A person walking icon Constraint Induced Movement Therapy

Constraint Induced Movement Therapy (CIMT) is a form of rehabilitation therapy which forces the use of a limb affected by Stroke, through the restraint of the unaffected limb. It consists of three principles: constraint of the unaffected limb, forced use of the affected limb, and massed practice.

This form of therapy was developed by Dr Edward Taub, a Professor of Psychology at the University of Alabama in Birmingham. Dr Taub theorised that patients became discouraged from using the affected limb because they had experienced failure and frustration with that limb, a situation he described as ‘learned non-use’. This continued non-use, of course, led to further deterioration of the limb.
With CIMT, the limb which has full function is put into a sling or strapped to the body, ‘constrained’ in other words. Intensive therapy of, for example, up to six hours a day, five days a week, for three weeks, follows under strict supervision.

The most recent study of this therapy shows that there is definitely improvement using CIMT compared to other traditional rehabilitation techniques. Dr Taub and his team studied people who had had a Stroke and had motor impairment of an upper limb, an average of four and a half years after their Stroke. Half had CIMT, and half underwent the placebo therapy which consisted of a general fitness program of strength, balance and stamina training, games to provide cognitive challenges, plus relaxation exercises. Participants in the study and their carers kept a motor activity log (MAL) with which they noted movement and use of the impaired arm throughout the study. There was an average improvement of 1.8 points for those who had CIMT but no change in the control group. Up to two years later, there was a large improvement in MAL scores compared to pre-treatment scores.

Other studies have confirmed the effectiveness of CIMT. Researchers at the Jordan University of Science and Technology published a paper recently which found that after four weeks of CIMT combined with traditional therapy, Stroke-affected people showed significant improvement in self-care and mobility activities.
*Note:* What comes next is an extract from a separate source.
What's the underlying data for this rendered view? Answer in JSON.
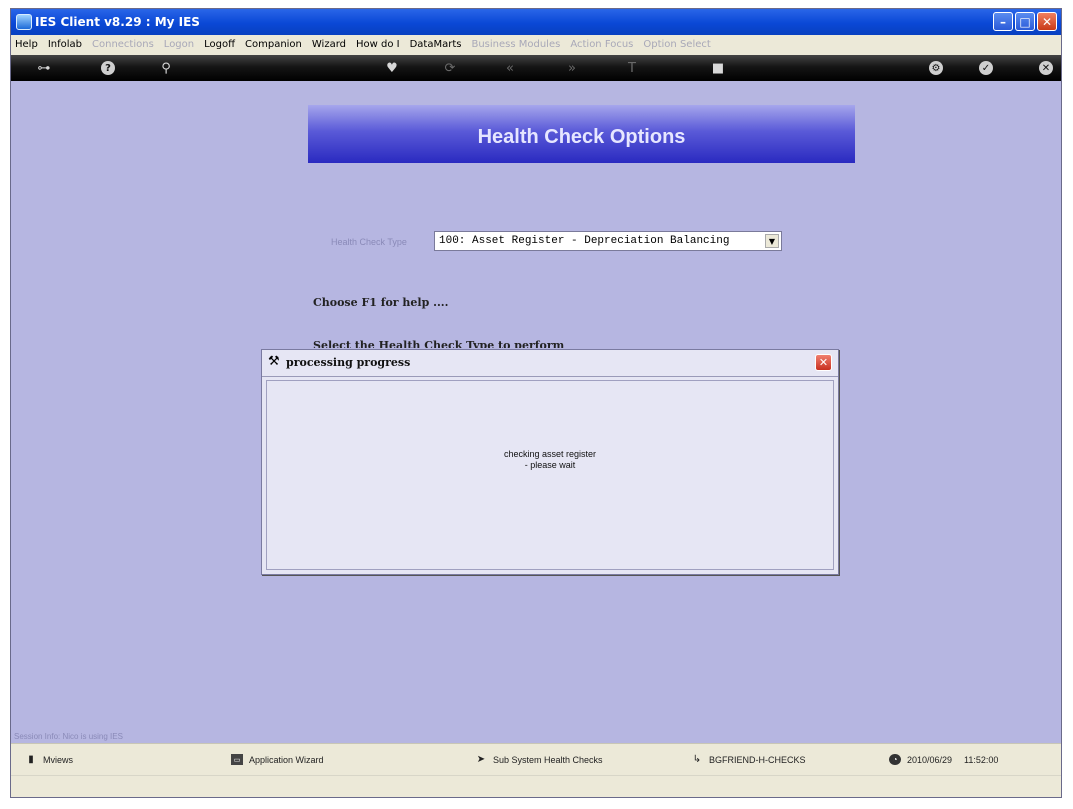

These gains still remained six months later.

There is even a possibility that improvements in brain activity accompany the increased functionality of the Stroke-affected limb, as shown in a study published in Stroke: Journal of the American Heart Association. Dr Taub says, on the American Stroke Association website, “This finding offers hope to researchers who believe it may be possible to stimulate or manipulate brain areas to take over lost function, a process known as “cortical reorganisation”.

It should be noted by readers that CIMT is a process which can be hazardous for people who have had a Stroke unless it is part of a supervised rehabilitation program. Even fully-able people are more at risk of fall or injury when a limb is restricted or restrained, and Stroke-affected people are already at increased risk simply because of their Stroke. In other words, “Don’t try this at home”.